Introduction

It is an honor to serve as editors of the Third Edition of GCR’s US Courts Annual Review. As in past years, this year’s edition includes chapters devoted to particular topics and trends and others covering important antitrust decisions from various circuits and district courts throughout the country.

The topical chapters in Part 1 cover the following:

  • no-poach agreements: examining enforcement trends, including the expansion of criminal investigations beyond the healthcare industry into areas such as aerospace and book publishing and the US Department of Justice’s new position that some no-poach agreements in the franchise context should be subject to per se treatment rather than the rule of reason;
  • reverse-payment settlement cases: covering decisions that address whether settlements cross the threshold of large and unjustified payments established by the Supreme Court’s seminal 2013 decision in FTC v Actavis and class-certification issues; and
  • key class-certification decisions in various types of antitrust cases: continuing to focus on the predominance requirement and paying new attention to the numerosity requirement as well as grappling with issues such as the use of average-pricing models and when the presence of uninjured class members defeats the predominance requirement.
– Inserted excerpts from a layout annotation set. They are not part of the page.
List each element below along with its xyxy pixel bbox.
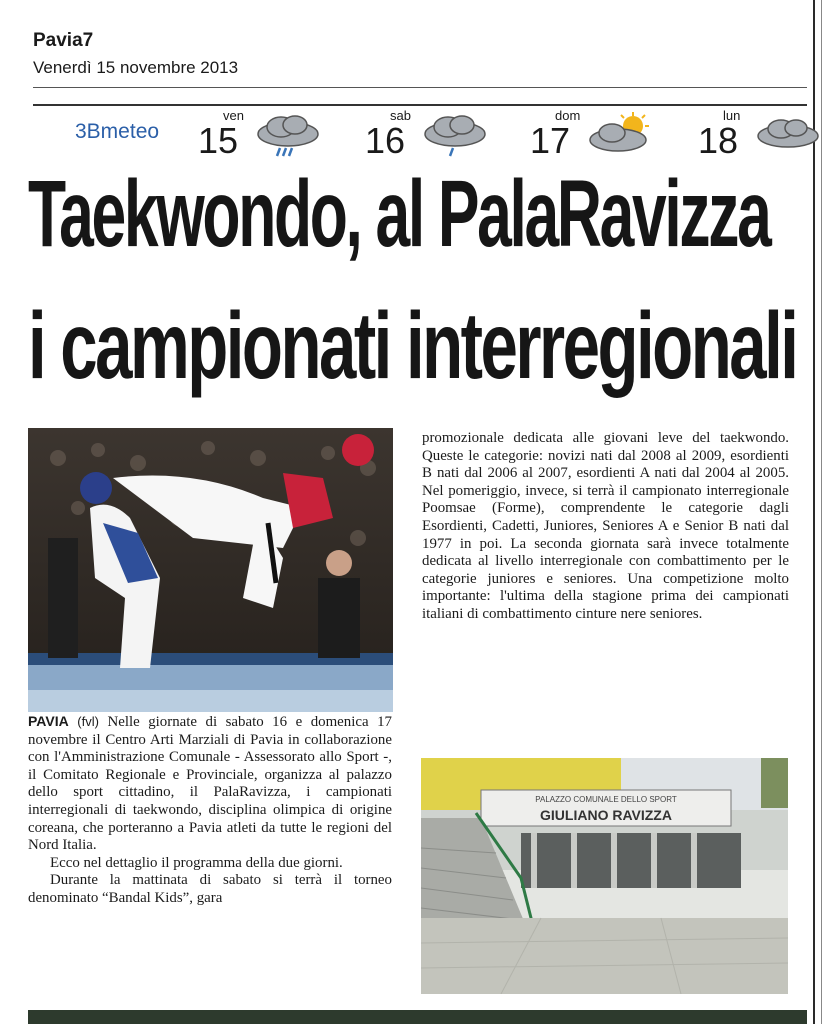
forecast-day [698,108,827,163]
building-sign-line1: PALAZZO COMUNALE DELLO SPORT [535,795,677,804]
article-column-right [422,430,789,624]
author-initials: (fvl) [77,714,99,729]
cloud-rain-icon [253,112,323,162]
cloud-icon [753,112,823,162]
dateline: PAVIA [28,713,69,729]
palaravizza-building-photo [421,758,788,994]
forecast-day-number: 18 [698,120,739,161]
publication-date: Venerdì 15 novembre 2013 [33,58,239,77]
forecast-day-name: dom [555,108,581,123]
cloud-rain-icon [420,112,490,162]
forecast-day [198,108,348,163]
headline-line-1: Taekwondo, al PalaRavizza [28,161,770,267]
building-sign-line2: GIULIANO RAVIZZA [540,807,672,823]
headline-line-2: i campionati interregionali [28,293,797,399]
paragraph-2: Ecco nel dettaglio il programma della due giorni. [50,854,343,871]
paragraph-3: Durante la mattinata di sabato si terrà il torneo denominato “Bandal Kids”, gara [28,872,392,906]
forecast-day-number: 17 [530,120,571,161]
forecast-day-number: 15 [198,120,239,161]
meteo-logo: 3Bmeteo [75,120,160,143]
forecast-day-name: lun [723,108,741,123]
forecast-day-number: 16 [365,120,406,161]
bottom-photo-strip [28,1010,807,1024]
taekwondo-match-photo [28,428,393,712]
sun-cloud-icon [585,112,655,162]
forecast-day [530,108,680,163]
forecast-day-name: ven [223,108,244,123]
paragraph-4: promozionale dedicata alle giovani leve del taekwondo. Queste le categorie: novizi nati dal 2008 al 2009, esordienti B nati dal 2006 al 2007, esordienti A nati dal 2004 al 2005. Nel pomeriggio, invece, si terrà il campionato interregionale Poomsae (Forme), comprendente le categorie dagli Esordienti, Cadetti, Juniores, Seniores A e Senior B nati dal 1977 in poi. La seconda giornata sarà invece totalmente dedicata al livello interregionale con combattimento per le categorie juniores e seniores. Una competizione molto importante: l'ultima della stagione prima dei campionati italiani di combattimento cinture nere seniores. [422,430,789,622]
header-rule [33,87,807,88]
paragraph-1: Nelle giornate di sabato 16 e domenica 17 novembre il Centro Arti Marziali di Pavia in collaborazione con l'Amministrazione Comunale - Assessorato allo Sport -, il Comitato Regionale e Provinciale, organizza al palazzo dello sport cittadino, il PalaRavizza, i campionati interregionali di taekwondo, disciplina olimpica di origine coreana, che porteranno a Pavia atleti da tutte le regioni del Nord Italia. [28,714,392,854]
publication-name: Pavia7 [33,30,94,51]
article-column-left [28,713,392,908]
forecast-day-name: sab [390,108,411,123]
forecast-day [365,108,515,163]
header-rule-thick [33,104,807,106]
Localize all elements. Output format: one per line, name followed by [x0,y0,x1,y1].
Part 2 contains a chapter dedicated to Third Circuit decisions in antitrust cases involving pharmaceutical products, which discusses a class-certification decision involving an attempt to use average-injury evidence to show class-wide antitrust injury, a decision applying the Noerr-Pennington doctrine, and a case holding that allegations based on separate reverse-payment settlements failed to plead an overarching horizontal antitrust conspiracy. Other chapters in Part 2 cover important substantive and procedural rulings in antitrust cases throughout the federal courts, including:

  • First Circuit cases analyzing causation in antitrust cases, who decides whether a non-signatory can enforce an arbitration agreement, and the extraterritorial reach of the Sherman Act;
  • Second Circuit rulings in several financial industry antitrust cases involving SIBOR, LIBOR and credit-card steering rules that address issues of subject-matter jurisdiction, personal jurisdiction, antitrust standing, and international comity;
  • Third Circuit antitrust developments outside the pharmaceutical industry;
  • Sixth Circuit decisions in a variety of industries, including a ruling that an indirect purchaser class settlement prevented indirect purchasers from suing as direct purchasers based on the owned and controlled exception to Illinois Brick and reversal of a preliminary injunction in a refusal-to-deal case noting that refusal-to-deal claims ‘face a steep and obstacle-laden climb’;
  • Seventh Circuit cases affirming dismissals where plaintiffs failed to adequately allege Section 1 violations but declining to impose sanctions for a ‘frivolous’ claim because sanctions were first requested in the appellate brief;
  • Ninth Circuit cases addressing joint restrictions on amateur athlete compensation under the rule or reason, alleged upstream market allocation conspiracies, antitrust standing, and choice-of-law for a nationwide class of indirect purchasers under California state antitrust laws, which do not recognize Illinois Brick, as well as a case holding that a non-solicitation provision in a staffing agreement was an ancillary restraint that should be analyzed under the rule of reason, and a case from the Northern District of California considering social media market definition and pleading requirements on a motion to dismiss; and
  • DC Circuit rulings in cases involving ATMs, airlines, and social media, including a grant of interlocutory appeal of class certification in the In re ATM Fees Antitrust Litigation case and dismissal as premature of objectors’ interlocutory appeal of a settlement with two of four airlines in the In re Domestic Arline Travel Antitrust Litigation case as well as a pair of DC district court decisions dismissing claims by a group of state attorneys general challenging a social media company’s acquisitions and policies governing application program interface access and denying a motion to dismiss the FTC’s amended complaint containing similar allegations.

We hope this book brings you up to date on various important developments in antitrust cases in US courts and can serve as a resource in your practice going forward.